Let us move on to the next issue: the request of Shmuel’s generation for a king. The people introduced the request with a claim to Shmuel that he was old and that his sons did not follow their father’s path (Shmuel I, 8:5). They then asked for a king “to judge us like all the nations.” It is interesting that the period of close to 400 years from the entry of Bnei Yisrael into Eretz Yisrael until the time of Shmuel was known as the Period of the Shoftim (usually translated, judges). There are many proofs that the term in this context refers more to leaders than to judges. Throughout Sefer Shoftim, we find no cases of judgments, just signs of leadership, prominent among them being waging war. What, then, is the big difference between the shoftim and subsequent kings? The answer is the matter of inheritance of the leadership. The only judge who was followed by his son was Gidon, and his son actually assumed leadership by force.

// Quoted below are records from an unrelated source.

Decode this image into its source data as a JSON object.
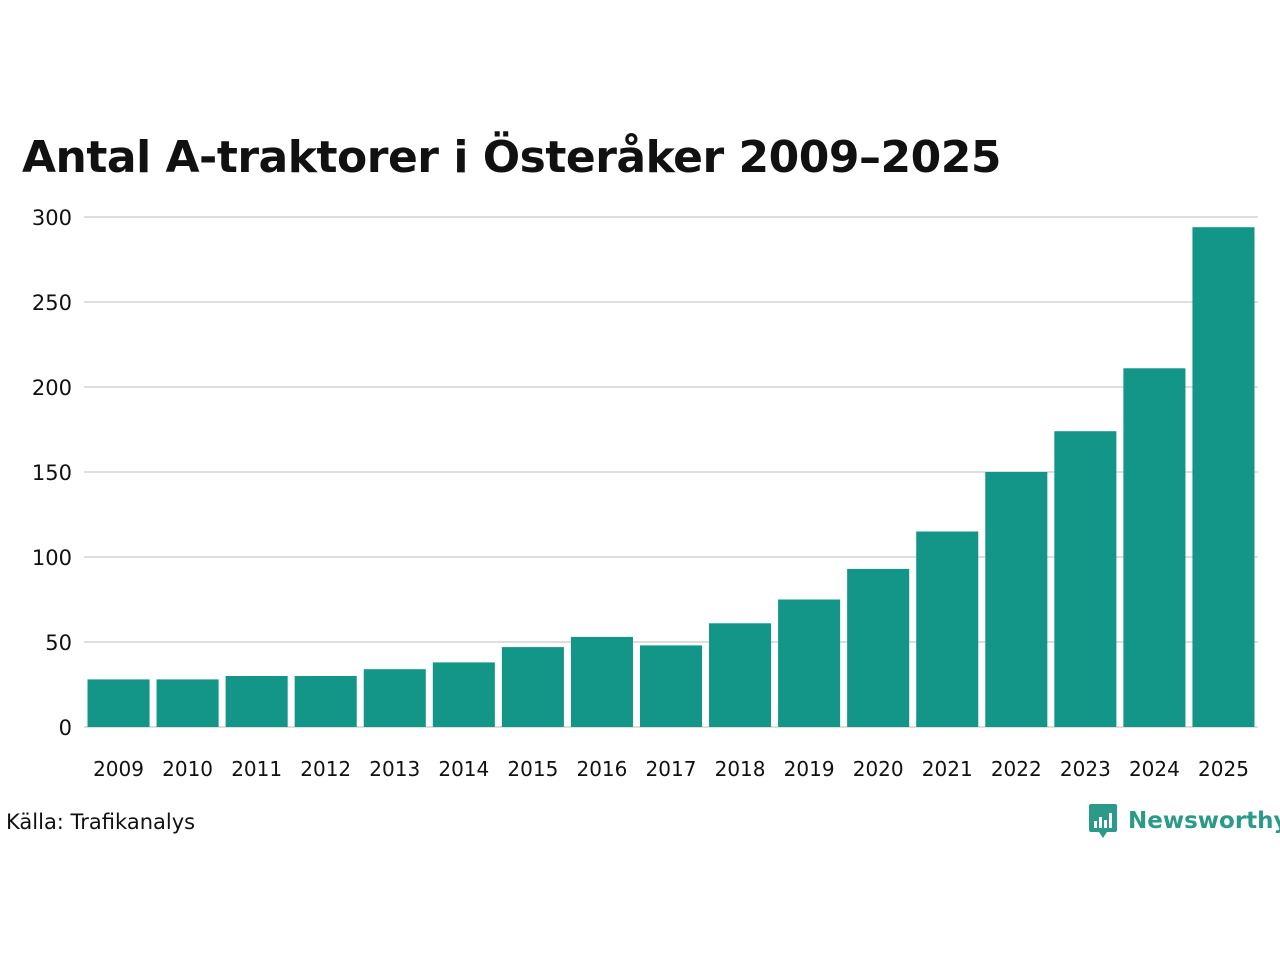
{
  "chart_data": {
    "type": "bar",
    "title": "Antal A-traktorer i Österåker 2009–2025",
    "xlabel": "",
    "ylabel": "",
    "categories": [
      "2009",
      "2010",
      "2011",
      "2012",
      "2013",
      "2014",
      "2015",
      "2016",
      "2017",
      "2018",
      "2019",
      "2020",
      "2021",
      "2022",
      "2023",
      "2024",
      "2025"
    ],
    "values": [
      28,
      28,
      30,
      30,
      34,
      38,
      47,
      53,
      48,
      61,
      75,
      93,
      115,
      150,
      174,
      211,
      294
    ],
    "ylim": [
      0,
      300
    ],
    "yticks": [
      0,
      50,
      100,
      150,
      200,
      250,
      300
    ],
    "grid": true,
    "legend": "none",
    "bar_color": "#139587"
  },
  "source": "Källa: Trafikanalys",
  "brand": {
    "name": "Newsworthy",
    "color": "#2b9a88",
    "icon": "newsworthy-logo-icon"
  },
  "colors": {
    "gridline": "#dedede",
    "axis_text": "#111111"
  }
}
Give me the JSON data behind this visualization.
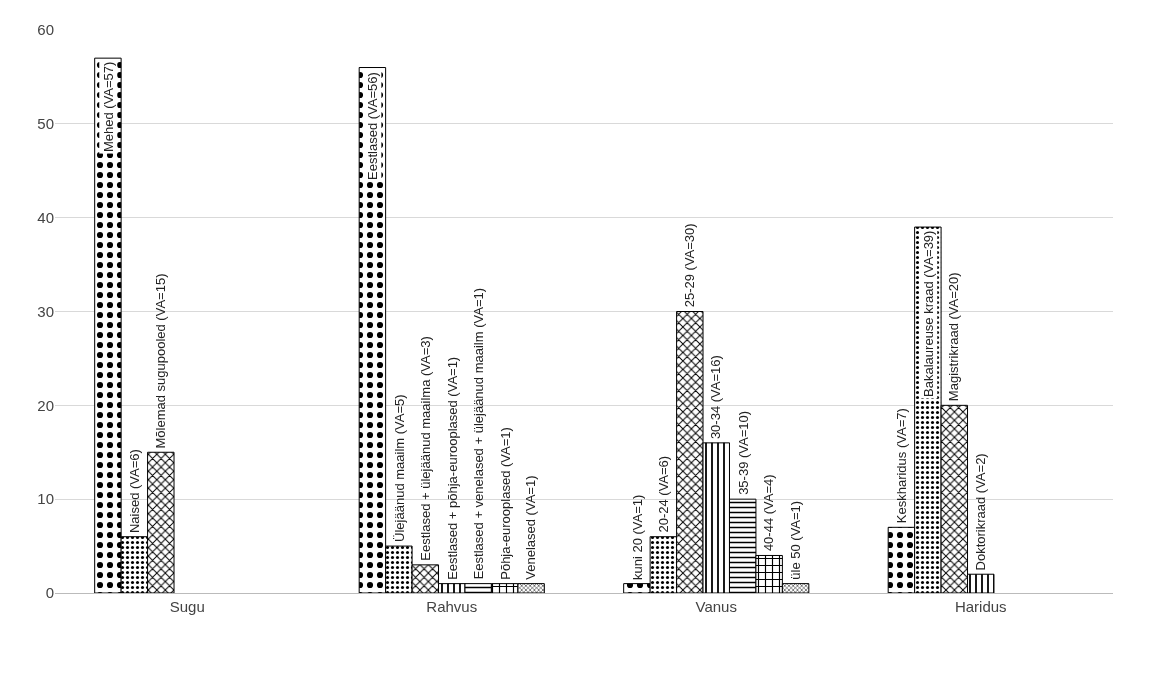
{
  "chart_data": {
    "type": "bar",
    "categories": [
      "Sugu",
      "Rahvus",
      "Vanus",
      "Haridus"
    ],
    "series": [
      {
        "color": "#000000",
        "values": [
          57,
          56,
          1,
          7
        ],
        "value_labels": [
          "Mehed (VA=57)",
          "Eestlased (VA=56)",
          "kuni 20 (VA=1)",
          "Keskharidus (VA=7)"
        ]
      },
      {
        "color": "#000000",
        "values": [
          6,
          5,
          6,
          39
        ],
        "value_labels": [
          "Naised (VA=6)",
          "Ülejäänud maailm (VA=5)",
          "20-24 (VA=6)",
          "Bakalaureuse kraad (VA=39)"
        ]
      },
      {
        "color": "#000000",
        "values": [
          15,
          3,
          30,
          20
        ],
        "value_labels": [
          "Mõlemad sugupooled (VA=15)",
          "Eestlased + ülejäänud maailma (VA=3)",
          "25-29 (VA=30)",
          "Magistrikraad (VA=20)"
        ]
      },
      {
        "color": "#000000",
        "values": [
          null,
          1,
          16,
          2
        ],
        "value_labels": [
          null,
          "Eestlased + põhja-eurooplased (VA=1)",
          "30-34 (VA=16)",
          "Doktorikraad (VA=2)"
        ]
      },
      {
        "color": "#000000",
        "values": [
          null,
          1,
          10,
          null
        ],
        "value_labels": [
          null,
          "Eestlased + venelased + ülejäänud maailm (VA=1)",
          "35-39 (VA=10)",
          null
        ]
      },
      {
        "color": "#000000",
        "values": [
          null,
          1,
          4,
          null
        ],
        "value_labels": [
          null,
          "Põhja-eurooplased (VA=1)",
          "40-44 (VA=4)",
          null
        ]
      },
      {
        "color": "#000000",
        "values": [
          null,
          1,
          1,
          null
        ],
        "value_labels": [
          null,
          "Venelased (VA=1)",
          "üle 50 (VA=1)",
          null
        ]
      }
    ],
    "ylim": [
      0,
      60
    ],
    "yticks": [
      0,
      10,
      20,
      30,
      40,
      50,
      60
    ],
    "grid": "y"
  }
}
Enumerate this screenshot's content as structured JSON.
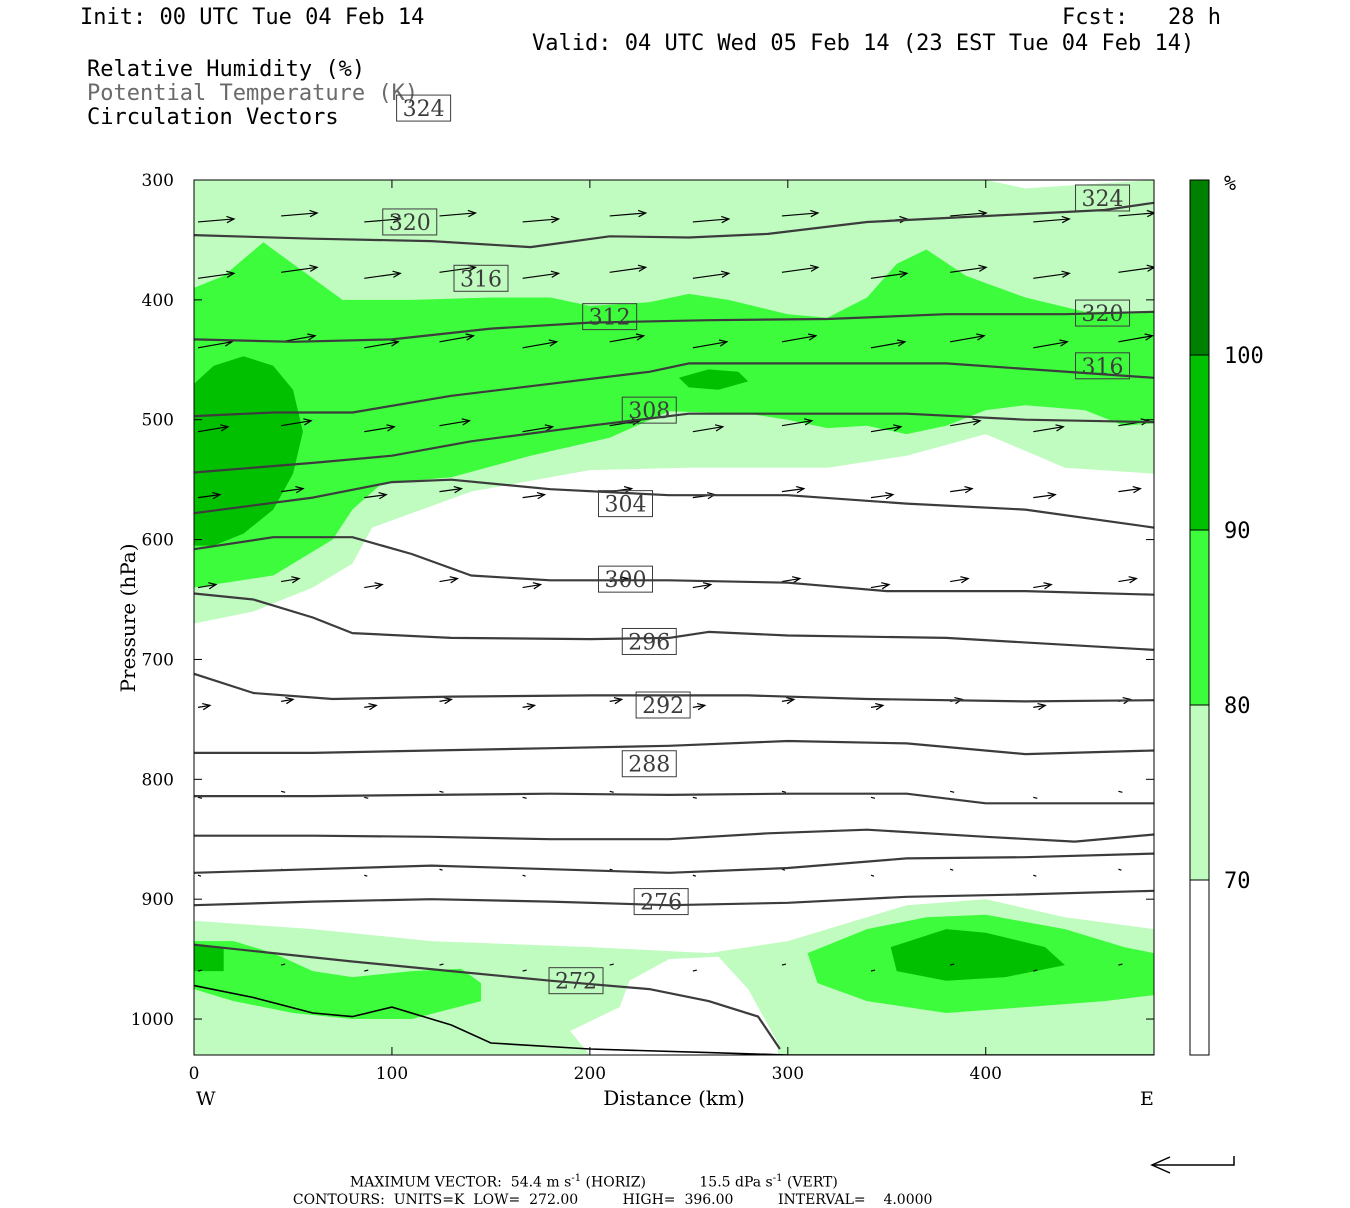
{
  "header": {
    "init": "Init: 00 UTC Tue 04 Feb 14",
    "fcst_label": "Fcst:",
    "fcst_value": "28 h",
    "valid": "Valid: 04 UTC Wed 05 Feb 14 (23 EST Tue 04 Feb 14)",
    "fields": [
      "Relative Humidity (%)",
      "Potential Temperature (K)",
      "Circulation Vectors"
    ]
  },
  "colors": {
    "rh_70_80": "#c0fcc0",
    "rh_80_90": "#3cfc3c",
    "rh_90_100": "#00c000",
    "rh_100": "#008000",
    "contour": "#3c3c3c",
    "field_gray": "#6a6a6a"
  },
  "chart_data": {
    "type": "cross-section",
    "xlabel": "Distance (km)",
    "ylabel": "Pressure (hPa)",
    "x_ticks": [
      0,
      100,
      200,
      300,
      400
    ],
    "x_tick_labels": [
      "0",
      "100",
      "200",
      "300",
      "400"
    ],
    "xlim": [
      0,
      485
    ],
    "y_ticks": [
      300,
      400,
      500,
      600,
      700,
      800,
      900,
      1000
    ],
    "y_tick_labels": [
      "300",
      "400",
      "500",
      "600",
      "700",
      "800",
      "900",
      "1000"
    ],
    "ylim": [
      300,
      1030
    ],
    "end_labels": {
      "west": "W",
      "east": "E"
    },
    "colorbar": {
      "unit": "%",
      "levels": [
        70,
        80,
        90,
        100
      ],
      "level_labels": [
        "70",
        "80",
        "90",
        "100"
      ]
    },
    "theta_contours": [
      {
        "value": 272,
        "label": "272",
        "points": [
          [
            0,
            938
          ],
          [
            40,
            945
          ],
          [
            80,
            952
          ],
          [
            130,
            960
          ],
          [
            180,
            968
          ],
          [
            230,
            975
          ],
          [
            260,
            985
          ],
          [
            285,
            998
          ],
          [
            296,
            1025
          ]
        ]
      },
      {
        "value": 276,
        "label": "276",
        "points": [
          [
            0,
            905
          ],
          [
            60,
            902
          ],
          [
            120,
            900
          ],
          [
            180,
            902
          ],
          [
            240,
            905
          ],
          [
            300,
            903
          ],
          [
            360,
            898
          ],
          [
            420,
            896
          ],
          [
            485,
            893
          ]
        ]
      },
      {
        "value": 280,
        "points": [
          [
            0,
            878
          ],
          [
            60,
            875
          ],
          [
            120,
            872
          ],
          [
            180,
            875
          ],
          [
            240,
            878
          ],
          [
            300,
            874
          ],
          [
            360,
            866
          ],
          [
            420,
            865
          ],
          [
            485,
            862
          ]
        ]
      },
      {
        "value": 284,
        "points": [
          [
            0,
            847
          ],
          [
            60,
            847
          ],
          [
            120,
            848
          ],
          [
            180,
            850
          ],
          [
            240,
            850
          ],
          [
            290,
            845
          ],
          [
            340,
            842
          ],
          [
            400,
            848
          ],
          [
            445,
            852
          ],
          [
            485,
            846
          ]
        ]
      },
      {
        "value": 288,
        "label": "288",
        "points": [
          [
            0,
            814
          ],
          [
            60,
            814
          ],
          [
            120,
            813
          ],
          [
            180,
            812
          ],
          [
            240,
            813
          ],
          [
            300,
            812
          ],
          [
            360,
            812
          ],
          [
            400,
            820
          ],
          [
            485,
            820
          ]
        ]
      },
      {
        "value": 292,
        "label": "292",
        "points": [
          [
            0,
            778
          ],
          [
            60,
            778
          ],
          [
            120,
            776
          ],
          [
            180,
            774
          ],
          [
            240,
            772
          ],
          [
            300,
            768
          ],
          [
            360,
            770
          ],
          [
            420,
            779
          ],
          [
            485,
            776
          ]
        ]
      },
      {
        "value": 296,
        "label": "296",
        "points": [
          [
            0,
            712
          ],
          [
            30,
            728
          ],
          [
            70,
            733
          ],
          [
            130,
            731
          ],
          [
            200,
            730
          ],
          [
            280,
            730
          ],
          [
            340,
            733
          ],
          [
            420,
            735
          ],
          [
            485,
            734
          ]
        ]
      },
      {
        "value": 300,
        "label": "300",
        "points": [
          [
            0,
            645
          ],
          [
            30,
            650
          ],
          [
            60,
            665
          ],
          [
            80,
            678
          ],
          [
            130,
            682
          ],
          [
            200,
            683
          ],
          [
            240,
            682
          ],
          [
            260,
            677
          ],
          [
            300,
            680
          ],
          [
            380,
            682
          ],
          [
            485,
            692
          ]
        ]
      },
      {
        "value": 304,
        "label": "304",
        "points": [
          [
            0,
            608
          ],
          [
            40,
            598
          ],
          [
            80,
            598
          ],
          [
            110,
            612
          ],
          [
            140,
            630
          ],
          [
            180,
            634
          ],
          [
            240,
            634
          ],
          [
            300,
            636
          ],
          [
            350,
            643
          ],
          [
            420,
            643
          ],
          [
            485,
            646
          ]
        ]
      },
      {
        "value": 308,
        "label": "308",
        "points": [
          [
            0,
            578
          ],
          [
            60,
            565
          ],
          [
            100,
            552
          ],
          [
            130,
            550
          ],
          [
            180,
            558
          ],
          [
            240,
            563
          ],
          [
            300,
            563
          ],
          [
            360,
            570
          ],
          [
            420,
            575
          ],
          [
            485,
            590
          ]
        ]
      },
      {
        "value": 312,
        "label": "312",
        "points": [
          [
            0,
            544
          ],
          [
            60,
            536
          ],
          [
            100,
            530
          ],
          [
            140,
            518
          ],
          [
            200,
            505
          ],
          [
            250,
            495
          ],
          [
            300,
            495
          ],
          [
            360,
            495
          ],
          [
            420,
            500
          ],
          [
            485,
            502
          ]
        ]
      },
      {
        "value": 316,
        "label": "316",
        "points": [
          [
            0,
            497
          ],
          [
            40,
            494
          ],
          [
            80,
            494
          ],
          [
            130,
            480
          ],
          [
            180,
            470
          ],
          [
            230,
            460
          ],
          [
            250,
            453
          ],
          [
            300,
            453
          ],
          [
            380,
            453
          ],
          [
            485,
            465
          ]
        ]
      },
      {
        "value": 320,
        "label": "320",
        "points": [
          [
            0,
            433
          ],
          [
            50,
            435
          ],
          [
            100,
            433
          ],
          [
            150,
            424
          ],
          [
            200,
            419
          ],
          [
            260,
            417
          ],
          [
            320,
            416
          ],
          [
            380,
            412
          ],
          [
            440,
            412
          ],
          [
            485,
            410
          ]
        ]
      },
      {
        "value": 324,
        "label": "324",
        "points": [
          [
            0,
            346
          ],
          [
            60,
            349
          ],
          [
            120,
            351
          ],
          [
            170,
            356
          ],
          [
            210,
            347
          ],
          [
            250,
            348
          ],
          [
            290,
            345
          ],
          [
            340,
            335
          ],
          [
            400,
            330
          ],
          [
            460,
            325
          ],
          [
            485,
            319
          ]
        ]
      }
    ],
    "contour_label_positions_km_hpa": {
      "272": [
        193,
        968
      ],
      "276": [
        236,
        902
      ],
      "288": [
        230,
        787
      ],
      "292": [
        237,
        738
      ],
      "296": [
        230,
        685
      ],
      "300": [
        218,
        633
      ],
      "304": [
        218,
        570
      ],
      "308": [
        230,
        492
      ],
      "312": [
        210,
        414
      ],
      "316": [
        145,
        382
      ],
      "320": [
        109,
        335
      ],
      "324": [
        116,
        240
      ]
    },
    "contour_label_right": {
      "324": 315,
      "320": 411,
      "316": 455
    },
    "terrain": [
      [
        0,
        972
      ],
      [
        30,
        982
      ],
      [
        60,
        995
      ],
      [
        80,
        998
      ],
      [
        100,
        990
      ],
      [
        130,
        1005
      ],
      [
        150,
        1020
      ],
      [
        200,
        1025
      ],
      [
        260,
        1028
      ],
      [
        300,
        1030
      ],
      [
        400,
        1030
      ],
      [
        485,
        1030
      ]
    ],
    "max_vector": {
      "horiz_label": "MAXIMUM VECTOR:",
      "horiz_value": "54.4",
      "horiz_units": "m s",
      "horiz_exp": "-1",
      "horiz_tag": "(HORIZ)",
      "vert_value": "15.5",
      "vert_units": "dPa s",
      "vert_exp": "-1",
      "vert_tag": "(VERT)"
    },
    "contours_info": {
      "label": "CONTOURS:",
      "units": "UNITS=K",
      "low": "LOW=",
      "low_value": "272.00",
      "high": "HIGH=",
      "high_value": "396.00",
      "interval": "INTERVAL=",
      "interval_value": "4.0000"
    }
  }
}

The term serara, which Datan and Aviram referred to, is used in other contexts regarding kingship and other forms of power (see Rambam, Melachim 1:4, regarding who is allowed to adopt such positions.) According to our mentor, Harav Shaul Yisraeli (Amud Hay’mini 12:5), there is a direct correlation between serara and the idea of inheritance of the position. Datan and Aviram, descendants of Yaakov’s firstborn, Reuven, claimed that they should have inherited leadership, as Reuven had also deserved. They warned Moshe that he should not try to have his leadership transferred to his sons.

Shmuel was the first of the Shoftim who contemplated passing over his leadership to his sons, which the people rejected. The people said to Shmuel that if he was thinking in the direction of inherited leadership, then apparently the time had come for the related system of monarchy. Employing inheritance in leadership has plusses and minuses. If there is a lack of fear of Heaven and accountability, the system can be grossly abused. The proper time for monarchy came when David came on the scene, as he is the one who taught the crucial ability to seek repentance. Otherwise, monarchy should not be used.

We pray that the idea of readiness to seek repentance will be strengthened and, along with it, the whole idea of proper leadership will flourish.